Some ASDs come bundled with veins that drain into the wrong place (the lung's veins emptying toward the right heart instead of the left). It's worth a careful look at where the pulmonary veins go, because that extra leak changes the surgical plan.
The complication that flips the script
If a sizeable shunt is left alone for years, the lungs get tired of the constant flooding and the small pulmonary arteries thicken and stiffen. Pressure on the right side climbs — this is pulmonary hypertension. Eventually the right side can become higher pressure than the left.
Now the doorway flips: blood starts crossing right-to-left, dumping deoxygenated blood straight into the body without visiting the lungs. The patient turns blue. This late, irreversible reversal is the worst-case endpoint of an untreated shunt, and the cruel part is that once it happens, closing the hole no longer helps.

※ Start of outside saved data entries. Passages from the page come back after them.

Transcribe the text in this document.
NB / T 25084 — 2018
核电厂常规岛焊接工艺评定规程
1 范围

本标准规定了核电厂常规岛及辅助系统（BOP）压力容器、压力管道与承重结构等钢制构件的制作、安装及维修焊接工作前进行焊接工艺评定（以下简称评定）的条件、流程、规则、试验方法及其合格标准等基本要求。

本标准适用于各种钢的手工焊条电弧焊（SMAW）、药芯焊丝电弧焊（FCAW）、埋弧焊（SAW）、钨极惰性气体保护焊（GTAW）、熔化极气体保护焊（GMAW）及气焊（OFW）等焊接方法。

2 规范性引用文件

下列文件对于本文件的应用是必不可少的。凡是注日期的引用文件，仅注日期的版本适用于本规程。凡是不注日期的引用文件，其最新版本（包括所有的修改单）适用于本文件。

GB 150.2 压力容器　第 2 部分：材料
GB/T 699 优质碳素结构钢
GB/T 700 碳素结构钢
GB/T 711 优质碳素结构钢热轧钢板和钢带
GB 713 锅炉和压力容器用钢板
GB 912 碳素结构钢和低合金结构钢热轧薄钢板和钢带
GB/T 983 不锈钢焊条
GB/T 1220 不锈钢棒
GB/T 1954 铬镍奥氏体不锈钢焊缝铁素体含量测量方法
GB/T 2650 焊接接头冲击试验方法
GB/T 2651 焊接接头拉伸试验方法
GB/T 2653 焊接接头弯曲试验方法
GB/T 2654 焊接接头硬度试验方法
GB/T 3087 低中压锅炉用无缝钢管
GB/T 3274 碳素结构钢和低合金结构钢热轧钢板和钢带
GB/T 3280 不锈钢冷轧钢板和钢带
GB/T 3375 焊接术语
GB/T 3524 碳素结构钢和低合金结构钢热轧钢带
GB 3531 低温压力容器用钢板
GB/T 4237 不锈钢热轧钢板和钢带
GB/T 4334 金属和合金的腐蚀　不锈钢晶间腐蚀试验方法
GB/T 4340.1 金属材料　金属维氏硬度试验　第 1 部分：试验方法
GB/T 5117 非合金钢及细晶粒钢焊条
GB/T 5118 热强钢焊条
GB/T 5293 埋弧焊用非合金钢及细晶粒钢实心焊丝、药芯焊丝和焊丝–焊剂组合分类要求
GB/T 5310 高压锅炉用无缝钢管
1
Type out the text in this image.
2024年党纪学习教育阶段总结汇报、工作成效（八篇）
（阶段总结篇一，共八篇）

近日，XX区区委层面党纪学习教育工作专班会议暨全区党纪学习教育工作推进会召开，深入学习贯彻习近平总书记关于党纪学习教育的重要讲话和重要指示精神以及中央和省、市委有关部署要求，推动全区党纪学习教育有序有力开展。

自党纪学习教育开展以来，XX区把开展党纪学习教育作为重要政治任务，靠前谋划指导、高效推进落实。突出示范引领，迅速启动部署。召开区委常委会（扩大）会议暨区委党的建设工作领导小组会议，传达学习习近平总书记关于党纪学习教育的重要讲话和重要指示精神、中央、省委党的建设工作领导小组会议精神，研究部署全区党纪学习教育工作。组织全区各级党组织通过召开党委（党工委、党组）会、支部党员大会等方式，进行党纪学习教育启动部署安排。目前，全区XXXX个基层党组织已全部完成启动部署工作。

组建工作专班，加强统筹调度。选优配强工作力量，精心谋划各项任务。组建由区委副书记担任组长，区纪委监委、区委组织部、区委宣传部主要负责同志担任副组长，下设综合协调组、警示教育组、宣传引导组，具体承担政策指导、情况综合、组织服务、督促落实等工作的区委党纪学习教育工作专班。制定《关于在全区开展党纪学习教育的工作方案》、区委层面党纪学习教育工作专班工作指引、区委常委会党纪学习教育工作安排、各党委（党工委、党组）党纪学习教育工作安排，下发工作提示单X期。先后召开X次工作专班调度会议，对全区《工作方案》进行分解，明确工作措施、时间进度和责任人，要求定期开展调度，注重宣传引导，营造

A patient who was a happy left-to-right shunt for decades can quietly cross over into pulmonary hypertension. If you see a known shunt plus signs of high right-heart pressure (big right ventricle, enlarged but pruned-looking central pulmonary arteries), don't just call it "stable shunt" — flag that the physiology may have turned.
The one thing to carry out
Both defects are just a hole in a wall, and the wall tells you which chambers will swell. Read the downstream effect — right heart for ASD, left heart for VSD, and shunt vascularity for both — and always keep one eye on whether the lungs have started to push back. More complex congenital plumbing builds on exactly this thinking, which you can follow into tetralogy and its repairs.